A few general comments about the "feel" of the book will wrap up this review. First, each side seemed more inclined to critique and find fault with their opponents rather than to listen to them. Unnecessarily strong terms like "utterly failed", "patently absurd", "self-congratulatory", and "eccentric and thinly supported" are only samplings of what regularly appears in most of the responses. While strong critiques must be laid out in any discussion such as this, there are more times where sides are talking past each other and are more concerned with defending their view than talking with each other, trying to learn from one another. Granted, there are moments of charity but these are drowned out by a multitude of critiques that border on derision. And charity comes mostly in times of agreement, where anyone can be charitable. Each side has something good to offer in varying degrees of success. A better overall spirit would have been appreciated.

Second, although Ross and Archer seem a little out of place, the debate seems to have been more confined to Reformed circles than would have been helpful to a wider audience. Since there are a plethora of 24-hour advocates out there to choose from, Duncan and Hall could have been replaced with another set of debaters, say, from an evangelical, or even Roman Catholic, perspective.

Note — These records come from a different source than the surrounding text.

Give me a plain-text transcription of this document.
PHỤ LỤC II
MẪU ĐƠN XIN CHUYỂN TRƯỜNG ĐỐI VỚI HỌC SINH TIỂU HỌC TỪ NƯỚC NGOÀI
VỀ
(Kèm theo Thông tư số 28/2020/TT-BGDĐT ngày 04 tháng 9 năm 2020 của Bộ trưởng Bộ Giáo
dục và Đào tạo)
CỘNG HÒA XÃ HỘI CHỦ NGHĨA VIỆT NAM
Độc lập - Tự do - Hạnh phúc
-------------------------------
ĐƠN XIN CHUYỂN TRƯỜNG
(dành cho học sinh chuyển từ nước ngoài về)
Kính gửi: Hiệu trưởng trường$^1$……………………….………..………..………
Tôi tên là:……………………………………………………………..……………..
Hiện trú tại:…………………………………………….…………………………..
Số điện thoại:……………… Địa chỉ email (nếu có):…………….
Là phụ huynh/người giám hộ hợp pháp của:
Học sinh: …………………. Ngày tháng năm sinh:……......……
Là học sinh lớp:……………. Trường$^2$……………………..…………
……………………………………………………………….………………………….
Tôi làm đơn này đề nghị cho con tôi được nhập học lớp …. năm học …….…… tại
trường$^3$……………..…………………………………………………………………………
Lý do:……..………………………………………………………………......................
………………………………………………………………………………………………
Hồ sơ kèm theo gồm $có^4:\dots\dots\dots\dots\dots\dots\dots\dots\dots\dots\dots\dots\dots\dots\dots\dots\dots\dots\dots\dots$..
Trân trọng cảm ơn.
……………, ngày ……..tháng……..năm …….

Third, the church history debates seem to be talking way past each other and are probably not as important as either side has made it. Perhaps a bona fide church historian should have been one of the contributors. As it stands, the average reader, even scholar, who is not an expert in church history will find it difficult to know who to side with on these issues. And he may even conclude that taking a side is unnecessary at all.

Overall, the book was interesting, readable, and helpful in understanding three of the major views on the debate. I commend and recommend it highly.